Foi um tanto inusitada a reação de todos quando o pai do Sr. C chegou ao lar com uma coleção completa dos livros do Freud da Standard. Depois vieram os de Lacan e outros mais. Quer dizer, observou-se no homem uma mudança, que não era radical, era outra coisa. Era como se ele estivesse disposto a passar a vida, a própria e a dos outros, a limpo, como se finalmente pudesse se dedicar um pouco mais a desvendar os supostos enigmas da civilização.
Foi mais ou menos nesta época que a gente reparou que ele começou a falar com muita frequência o vocábulo “exatamente”. Justamente em um momento da vida dele em que ele tinha deixado muitas certezas para trás lhe chegara um cacoete um tanto ridículo.
Muitos desses livros completam as estantes daqui de casa, pois coube a mim a guarda temporária de tal acervo. De vez em quando, o Sr. C diz a si mesmo que haverá de ler e reler estes livros em homenagem ao pai, que se foi faz um tempinho. E por isso sem mais nem menos solicita o empréstimo de um livro ou outro de nossa biblioteca sempre que nos visita.
Confesso que fazemos vista grossa e que sabemos que o Sr. C anda surrupiando alguns livros do acervo de seu pai, o que seria uma atitude um tanto insólita, uma vez que todos aqueles livros são seus por direito.
Para o Sr. C talvez seja um momento de foro íntimo topar mais uma vez com a caligrafia do pai, absolutamente expressiva como eram as caligrafias de outrora, que carregavam as marcas da personalidade de seu dono ou com o marcador de páginas com o alfabeto egípcio, fruto de uma visita a uma exposição sobre o Egito no Museu da Casa França-Brasil, que o Sr. C comprara para si mas resolveu no último instante oferecer a seu pai como um presente.
“Enquanto eu viver, é engraçado pensar isso, eu terei o meu pai por perto devido às anotações de leituras que ele fez. Me sinto como se eu estivesse lendo por sobre os ombros dele”, disse o Sr. C de uma maneira que nos pesou no coração.
E, por derradeiro, o Sr. C saiu com uma dessas: “Não sei direito por que a gente acha que pai transa, e mãe, não. Vai ver que essa ideia excêntrica é fruto de um catolicismo mal digerido entre nós, gazeteiros de missa, que acha que toda mãe tem que ser santa feito personagem de canção de Vicente Celestino”.

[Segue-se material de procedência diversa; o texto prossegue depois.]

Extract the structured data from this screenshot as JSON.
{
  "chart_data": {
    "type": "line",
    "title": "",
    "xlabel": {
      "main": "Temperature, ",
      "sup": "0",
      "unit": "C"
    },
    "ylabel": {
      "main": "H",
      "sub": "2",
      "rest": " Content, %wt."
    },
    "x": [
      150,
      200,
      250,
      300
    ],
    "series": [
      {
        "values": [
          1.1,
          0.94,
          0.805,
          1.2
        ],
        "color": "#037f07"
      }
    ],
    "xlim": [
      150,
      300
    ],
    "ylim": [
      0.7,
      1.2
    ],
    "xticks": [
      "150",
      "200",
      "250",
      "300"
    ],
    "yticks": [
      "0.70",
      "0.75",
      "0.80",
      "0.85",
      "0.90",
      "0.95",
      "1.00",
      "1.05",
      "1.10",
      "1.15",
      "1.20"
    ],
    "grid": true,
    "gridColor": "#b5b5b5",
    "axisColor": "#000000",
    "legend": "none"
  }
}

E continuou o Sr. C, revelando-nos uma certa inconfidência: “Eu era bem criança quando, certa feita, entrando de súbito no quarto de meus pais, vi os dois trocando carícias. Vi o volume na calça do pijama de meu pai e minha mamãe se enfiar nas cobertas fazendo cara de paisagem. Alguma coisa mudou na minha vida ali. Além de admitir que talvez ela fosse mais dele do que minha, eu quereria saber quando o meu piu-piu subiria daquele jeito.”
Como dissemos, o Sr. C sempre foi chegado a inventar histórias. Sua mulher, entretanto, acha que ele tem lido Freud demais. E, sem mais nem menos, mandou-lhe à roça para descansar. E assim foi feito. O Sr. C passou um bom tempo sentado à sombra do alpendre, com bolsa a tiracolo, penteando os cabelos com um pente Flamengo que ninguém sabe onde ele arranjou.”